About the year 1924, there was formed in Bay City a group of gridders known as the Bay City Independents, and for three years this fine aggregation licked everything in and out of state. One of these years they were recognized as the unofficial semi-pro champs of Michigan, and their deeds at Clarkson Park and foreign gridirons were legendary for years.
For every edification, the Bay City Independents were the first local semi-pro team to be undefeated on a local gridiron.
Time took its toll, and by 1927 the Independents, due to injuries and members moving from this area, dissolved, and new grid groups came into being.
Out Essexville way, the Thomas Drugs formed a team, which played it’s games on Aetna Field and on the road with a measure of success. Among its members were the Essexville boys, Catholic school graduates, and some former Central gridders. At the same time that the Thomas group was operating in Essexville, a newly organized squad, The Reid Billiards, took over Clarkson Park for its schedule. This team was made up of local sand-lotters and Central graduates, and for a new squad, had a fair record.

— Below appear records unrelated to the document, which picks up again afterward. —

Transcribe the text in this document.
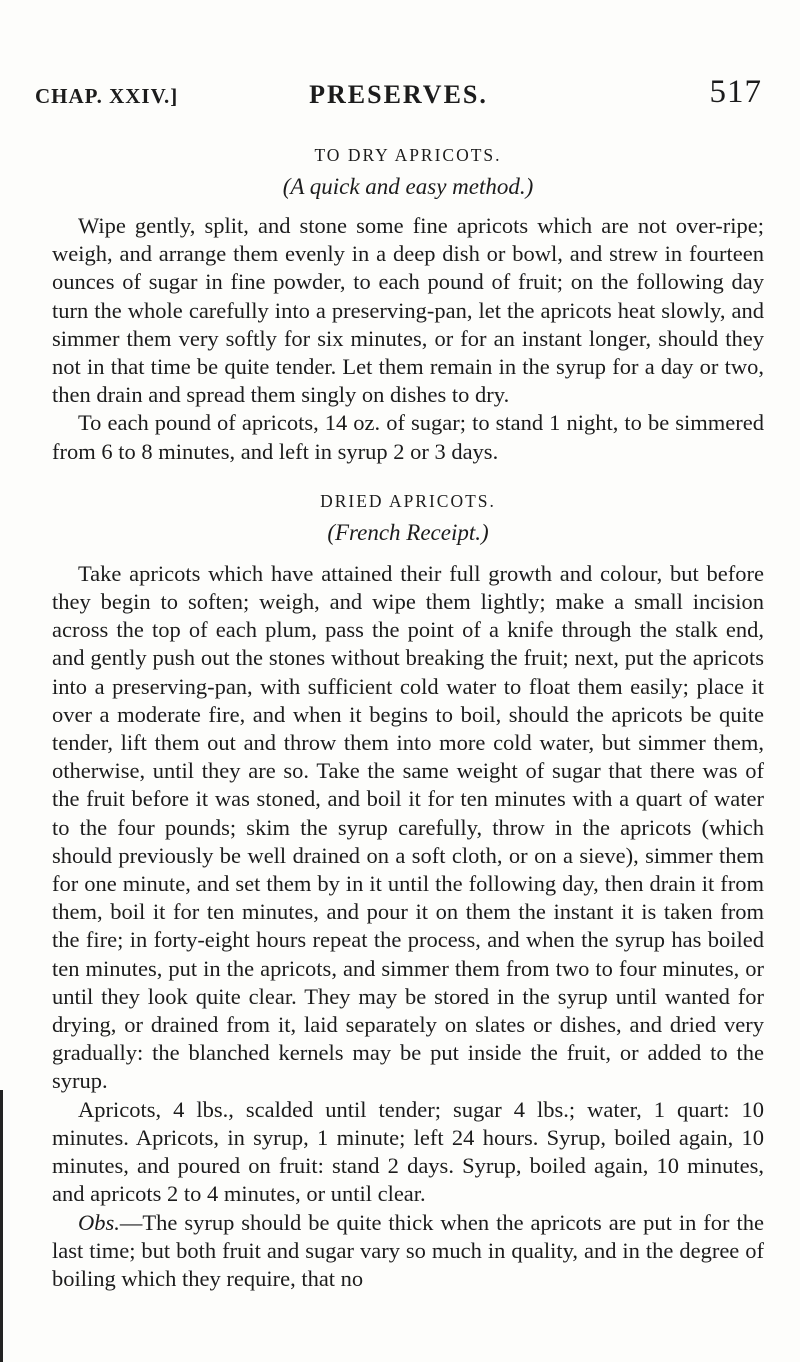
CHAP. XXIV.]	PRESERVES.	517

TO DRY APRICOTS.

(A quick and easy method.)

Wipe gently, split, and stone some fine apricots which are not over-ripe; weigh, and arrange them evenly in a deep dish or bowl, and strew in fourteen ounces of sugar in fine powder, to each pound of fruit; on the following day turn the whole carefully into a preserving-pan, let the apricots heat slowly, and simmer them very softly for six minutes, or for an instant longer, should they not in that time be quite tender. Let them remain in the syrup for a day or two, then drain and spread them singly on dishes to dry.

To each pound of apricots, 14 oz. of sugar; to stand 1 night, to be simmered from 6 to 8 minutes, and left in syrup 2 or 3 days.

DRIED APRICOTS.

(French Receipt.)

Take apricots which have attained their full growth and colour, but before they begin to soften; weigh, and wipe them lightly; make a small incision across the top of each plum, pass the point of a knife through the stalk end, and gently push out the stones without breaking the fruit; next, put the apricots into a preserving-pan, with sufficient cold water to float them easily; place it over a moderate fire, and when it begins to boil, should the apricots be quite tender, lift them out and throw them into more cold water, but simmer them, otherwise, until they are so. Take the same weight of sugar that there was of the fruit before it was stoned, and boil it for ten minutes with a quart of water to the four pounds; skim the syrup carefully, throw in the apricots (which should previously be well drained on a soft cloth, or on a sieve), simmer them for one minute, and set them by in it until the following day, then drain it from them, boil it for ten minutes, and pour it on them the instant it is taken from the fire; in forty-eight hours repeat the process, and when the syrup has boiled ten minutes, put in the apricots, and simmer them from two to four minutes, or until they look quite clear. They may be stored in the syrup until wanted for drying, or drained from it, laid separately on slates or dishes, and dried very gradually: the blanched kernels may be put inside the fruit, or added to the syrup.

Apricots, 4 lbs., scalded until tender; sugar 4 lbs.; water, 1 quart: 10 minutes. Apricots, in syrup, 1 minute; left 24 hours. Syrup, boiled again, 10 minutes, and poured on fruit: stand 2 days. Syrup, boiled again, 10 minutes, and apricots 2 to 4 minutes, or until clear.

Obs.—The syrup should be quite thick when the apricots are put in for the last time; but both fruit and sugar vary so much in quality, and in the degree of boiling which they require, that no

Meanwhile on the West Side, The combined Secrets and Wenona baseball teams for a football unit, and operated behind Handy High. While this team showed a great interest in football, the lack of equipment and subsequent injuries, hastened its curtailment.
In 1928 was born the Bay City Merchants, made up completely of the ‘26 and ‘27 Bay City Central squads, and for three years this organization followed in the foot-steps of the Independents by licking everything in sight. Operating under the lights for the first and only time in its existence, the Merchants beat the Flint Yellow Jackets, who claimed the state title, in Atwood Stadium.
The Merchants played most of their games Sunday afternoon at Central High Stadium, and for the records was the second semi-pro club to remain unbeaten on a local gridiron.
While the Merchants were getting hot on the gridiron, there was a fine little team working out in Essexville known as the Aetnas, and their record, both at home and on the road was amazing for a small club. Had they remained to-gether state recognition in another year would have been possible, but a number of their stalwarts went over to the Merchants, and their days of glory were over.
When the Merchants and Aenas faded in ‘31, a team known as the Cardinals organized and used St. Hyacinth’s field for their activities. The Cardinals backed by merchants in the South End had fine equipment but found it difficult to secure good games. In fact, at the end of the 1933 season they challenged the non-existent Bay City Merchants to a ball game, and although the Merchants were out of condition, not having played for two years, they accepted. The resultant game was plenty tough for the former Merchants, some of whom were unable to fit in the former uniforms, but experience told, and the Merchants eked out a 6-0 victory over the Cardinals. That game ended the careers of both the Cardinals and the Merchants.
A group of South End boys got to-gether at 27th and Wilson and formed one of the finest semi-pro teams ever to operate here, in 1934. Because it had no playing field locally, the team played a full eight game schedule on the road and never lost a ball game. This group was known as the South End Merchants, and was made up of Central High grads and former Bay City Merchants.
Starting in 1935 and running up to the War, the Red Devils carried Bay City’s semi-pro banner into the football world, but injuries necessitated shortening of yearly schedules, and the coming of World War II sounded the end of that club and real semi-pro ball in Bay City for years to come.
Now the Bay City All-Stars are planning a safe and sane semi-pro football program with sound financial support – the games finest equipment and on the city’s best field, and are scheduling games which will bring the best semi-pro teams in the state to Bay City. The Bay City All-Stars are dedicating their efforts to taking semi-pro football off the sand-lots and putting it on fields where it belongs to carrying Bay City’s name throughout this section of the U.S. in a manner that will reflect credit upon our home town.